Background and objective: Evaluate disease characteristics and secondary comorbidities following retinitis pigmentosa (RP), choroideremia (CHM), and achromatopsia (ACHM) diagnosis in the United States.

Patients and methods: A retrospective cohort study of patients with new RP, CHM, or ACHM diagnoses between January 1, 2013, and December 31, 2019, in the IRIS® Registry. Main outcome measures were frequency of new RP, CHM, and ACHM, and frequency and hazard ratios for subsequent comorbidities.
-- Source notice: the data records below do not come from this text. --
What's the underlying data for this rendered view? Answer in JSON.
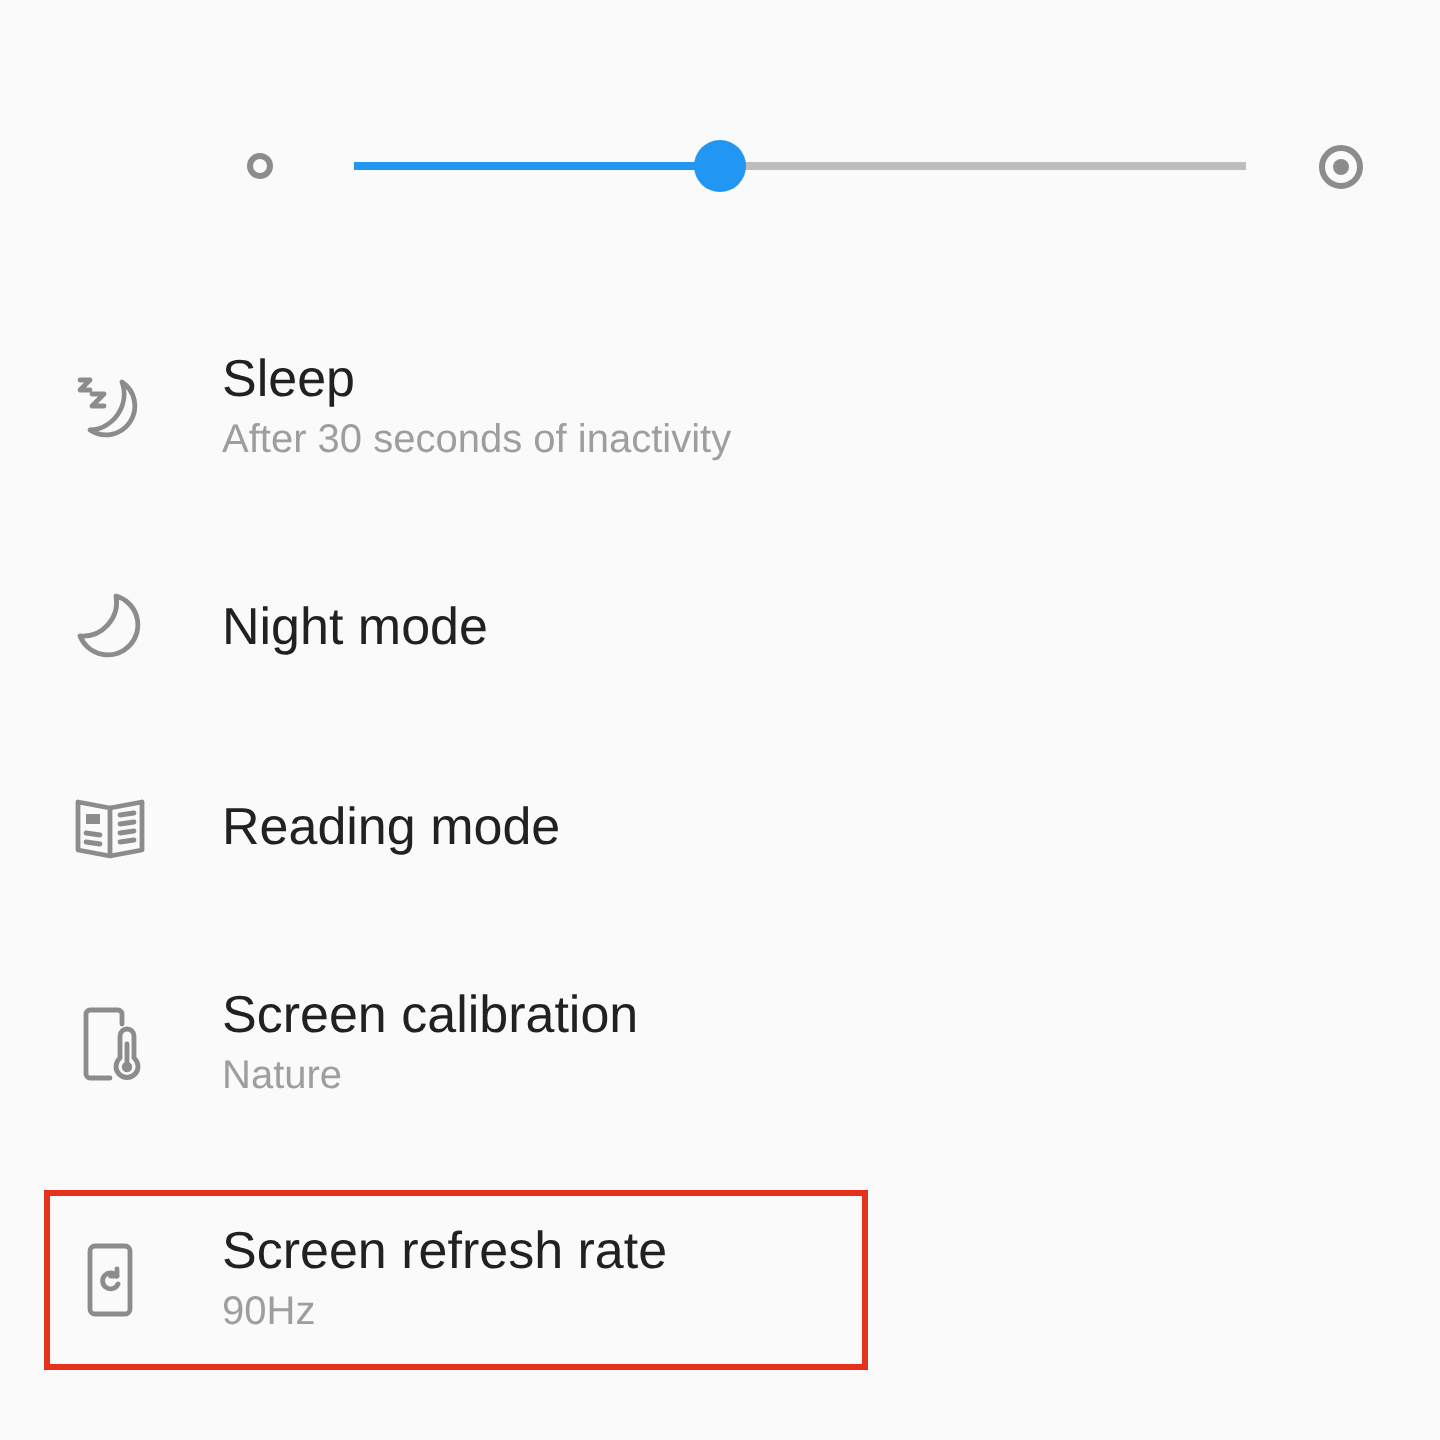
{
  "slider": {
    "level": 0.41
  },
  "settings": [
    {
      "kind": "sleep",
      "title": "Sleep",
      "subtitle": "After 30 seconds of inactivity",
      "highlighted": false
    },
    {
      "kind": "night",
      "title": "Night mode",
      "highlighted": false
    },
    {
      "kind": "reading",
      "title": "Reading mode",
      "highlighted": false
    },
    {
      "kind": "calibration",
      "title": "Screen calibration",
      "subtitle": "Nature",
      "highlighted": false
    },
    {
      "kind": "refresh",
      "title": "Screen refresh rate",
      "subtitle": "90Hz",
      "highlighted": true
    }
  ]
}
Results: Overall, 40,302 IRIS Registry patients (58% female) received a new diagnosis of RP, CHM, or ACHM. RP was most common (95%, n = 38,179), followed by ACHM (4%, n = 1583), and CHM (1%, n = 540). RP and CHM presented in younger patients (plurality 45 to 64 years old) compared to ACHM (plurality 75 to 84 years old). In multivariable regression, patients with ACHM were significantly less likely to receive a cataract diagnosis (hazard ratio [HR] = 0.43, 95% CI = 0.39 to 0.47), cataract surgery (HR = 0.64, 95% CI = 0.56 to 0.74), or CME diagnosis (HR = 0.28, 95% CI = 0.23 to 0.33) compared to patients with RP. There was no significant difference between CHM and RP. Rhegmatogenous retinal detachment (RRD) diagnosis and repair were most likely among patients with CHM, compared to patients with RP, and patients with ACHM were less likely to receive an RRD diagnosis but more likely to undergo surgical repair compared to patients with RP (HR = 0.62, 95% CI = 0.49 to 0.79, and HR = 2.57, 95% CI = 1.59 to 4.14, respectively).

Conclusion: Patients with inherited retinal diseases can develop treatable ocular conditions that may affect their vision. Cataract and cystoid macular edema (CME) appear to be most associated with RP. Although RRD is rare, it may be disproportionately diagnosed in RP relative to repair rates and was most likely among CHM patients, perhaps reflecting coding practices and/or misdiagnosis.